今月はインタビューをお休みし、特別編として「WORLD VIEW」を掲載いたします。

 フランスの作家サン・テグジュペリの有名な小説「星の王子さま」に記された、「ものごとはね、心でみなくてはよく見えない。一番大切なことは、目にみえない」との言葉を思い出している。まさに世界が新型コロナウイルス「COVID-19」の感染の拡大を止めるべく様々な対策を講じ始めた。
 極めて冷静に現状を客観すれば、目にみえないナノサイズの小さなウイルスの生命活動の活性化に怯えて、恐れおののき無為に踊らされているようにみえる。当然、低い確率とはいえども、重症化や死に至った人に身を寄せてみれば恐れも分からなくはない。
 だが、江戸の俳人・横井也有が俳文集「鶉衣(うずらごろも)」に残す「化物の正体みたり枯れ尾花」との言葉のように、「COVID-19」と命名したウイルスの実像を知れば、果して恐れるほどのものかどうか。またウイルスとともに生存してきた長い人類史を顧みれば、新型とはいえ対処法も分かりそうなものであろう。
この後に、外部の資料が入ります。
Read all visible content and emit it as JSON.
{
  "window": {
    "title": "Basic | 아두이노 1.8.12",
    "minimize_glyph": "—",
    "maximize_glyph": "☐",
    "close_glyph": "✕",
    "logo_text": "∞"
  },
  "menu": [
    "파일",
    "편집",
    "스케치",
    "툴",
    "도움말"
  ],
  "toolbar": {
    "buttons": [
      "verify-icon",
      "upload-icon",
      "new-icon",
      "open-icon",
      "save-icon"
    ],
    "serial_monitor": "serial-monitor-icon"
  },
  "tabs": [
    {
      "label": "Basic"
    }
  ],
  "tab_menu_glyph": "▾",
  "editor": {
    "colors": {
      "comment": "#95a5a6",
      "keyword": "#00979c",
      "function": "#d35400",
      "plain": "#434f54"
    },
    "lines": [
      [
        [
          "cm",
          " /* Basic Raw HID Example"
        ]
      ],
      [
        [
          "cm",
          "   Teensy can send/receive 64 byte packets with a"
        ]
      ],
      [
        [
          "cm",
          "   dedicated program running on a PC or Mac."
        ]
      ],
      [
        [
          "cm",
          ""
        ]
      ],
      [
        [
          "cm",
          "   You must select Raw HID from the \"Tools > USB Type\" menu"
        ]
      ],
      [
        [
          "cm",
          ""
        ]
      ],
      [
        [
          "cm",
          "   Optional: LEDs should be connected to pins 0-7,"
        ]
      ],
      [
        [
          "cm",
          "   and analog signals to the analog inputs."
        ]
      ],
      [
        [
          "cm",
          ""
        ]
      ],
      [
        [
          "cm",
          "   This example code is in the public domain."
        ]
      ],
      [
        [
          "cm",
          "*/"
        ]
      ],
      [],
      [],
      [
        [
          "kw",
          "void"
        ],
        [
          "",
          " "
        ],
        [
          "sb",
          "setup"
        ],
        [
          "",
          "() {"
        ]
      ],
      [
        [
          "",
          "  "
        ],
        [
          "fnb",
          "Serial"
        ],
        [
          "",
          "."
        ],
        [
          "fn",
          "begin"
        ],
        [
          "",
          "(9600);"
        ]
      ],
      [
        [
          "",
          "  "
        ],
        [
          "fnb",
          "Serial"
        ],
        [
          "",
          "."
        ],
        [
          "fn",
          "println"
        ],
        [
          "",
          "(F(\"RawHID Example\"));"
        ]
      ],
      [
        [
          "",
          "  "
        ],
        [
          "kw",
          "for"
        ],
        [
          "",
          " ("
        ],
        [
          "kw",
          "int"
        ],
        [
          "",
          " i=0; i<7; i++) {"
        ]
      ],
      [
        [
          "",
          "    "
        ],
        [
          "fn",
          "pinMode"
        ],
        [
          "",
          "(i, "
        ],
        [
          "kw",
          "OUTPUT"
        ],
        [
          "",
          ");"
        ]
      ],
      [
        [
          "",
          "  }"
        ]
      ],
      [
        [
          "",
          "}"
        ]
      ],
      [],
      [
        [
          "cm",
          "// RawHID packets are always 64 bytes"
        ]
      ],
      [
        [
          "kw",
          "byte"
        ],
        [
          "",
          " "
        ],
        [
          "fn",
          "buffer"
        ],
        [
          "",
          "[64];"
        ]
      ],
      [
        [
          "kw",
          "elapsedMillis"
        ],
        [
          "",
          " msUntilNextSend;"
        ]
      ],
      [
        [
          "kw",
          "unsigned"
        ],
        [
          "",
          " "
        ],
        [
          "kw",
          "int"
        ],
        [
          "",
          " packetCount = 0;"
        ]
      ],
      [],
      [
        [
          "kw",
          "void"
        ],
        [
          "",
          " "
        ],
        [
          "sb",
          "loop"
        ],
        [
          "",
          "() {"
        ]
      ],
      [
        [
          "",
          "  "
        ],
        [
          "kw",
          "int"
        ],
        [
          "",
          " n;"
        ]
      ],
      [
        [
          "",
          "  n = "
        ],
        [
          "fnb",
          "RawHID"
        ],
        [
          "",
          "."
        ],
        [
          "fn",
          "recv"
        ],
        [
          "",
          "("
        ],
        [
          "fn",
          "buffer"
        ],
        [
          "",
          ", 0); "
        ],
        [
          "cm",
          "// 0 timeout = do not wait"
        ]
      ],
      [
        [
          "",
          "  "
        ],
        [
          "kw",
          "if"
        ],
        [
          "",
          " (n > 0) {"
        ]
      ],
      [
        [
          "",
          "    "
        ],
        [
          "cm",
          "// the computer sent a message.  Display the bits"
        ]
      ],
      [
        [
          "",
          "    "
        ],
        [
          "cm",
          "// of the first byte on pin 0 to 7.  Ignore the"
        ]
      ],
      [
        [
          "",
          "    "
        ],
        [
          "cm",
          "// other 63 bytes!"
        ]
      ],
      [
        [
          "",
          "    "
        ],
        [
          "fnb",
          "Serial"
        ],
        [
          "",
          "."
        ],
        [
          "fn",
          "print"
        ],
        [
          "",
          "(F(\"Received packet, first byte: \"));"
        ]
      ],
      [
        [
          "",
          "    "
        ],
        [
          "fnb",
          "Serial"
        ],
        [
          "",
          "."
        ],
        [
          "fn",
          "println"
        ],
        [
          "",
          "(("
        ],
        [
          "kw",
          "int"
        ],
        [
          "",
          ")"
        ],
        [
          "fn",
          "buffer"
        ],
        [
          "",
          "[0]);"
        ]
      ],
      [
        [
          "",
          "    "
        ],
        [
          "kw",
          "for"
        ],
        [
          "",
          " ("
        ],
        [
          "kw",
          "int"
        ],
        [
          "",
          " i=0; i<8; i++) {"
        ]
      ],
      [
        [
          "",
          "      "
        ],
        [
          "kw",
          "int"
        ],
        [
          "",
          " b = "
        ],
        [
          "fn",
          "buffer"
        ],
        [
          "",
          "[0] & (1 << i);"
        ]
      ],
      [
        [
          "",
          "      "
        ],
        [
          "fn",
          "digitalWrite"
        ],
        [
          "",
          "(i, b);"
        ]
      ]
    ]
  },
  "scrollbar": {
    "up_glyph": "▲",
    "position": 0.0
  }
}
 サン・テグジュペリがいうように、「一番大切なことは、心の目でみなくてはよくみえない」ものである。幸いにも特効薬がないためにか、日常的な手洗いとウガイの励行が奨励されている。手洗いとウガイが最大の感染防止となるウイルスを恐れることはなかろう。
 恐れなければならないのは「COVID-19」ではない、化物を映し出し恐れおののく自らの心の闇である。今回は国文学者の中西進氏と歴史学者の磯田道史氏との対談「災害と生きる日本人」(潮新書)から、その一部を紹介する。対談のなかに出てくる「悟性」とは、まさに「心でみる」ということであろう。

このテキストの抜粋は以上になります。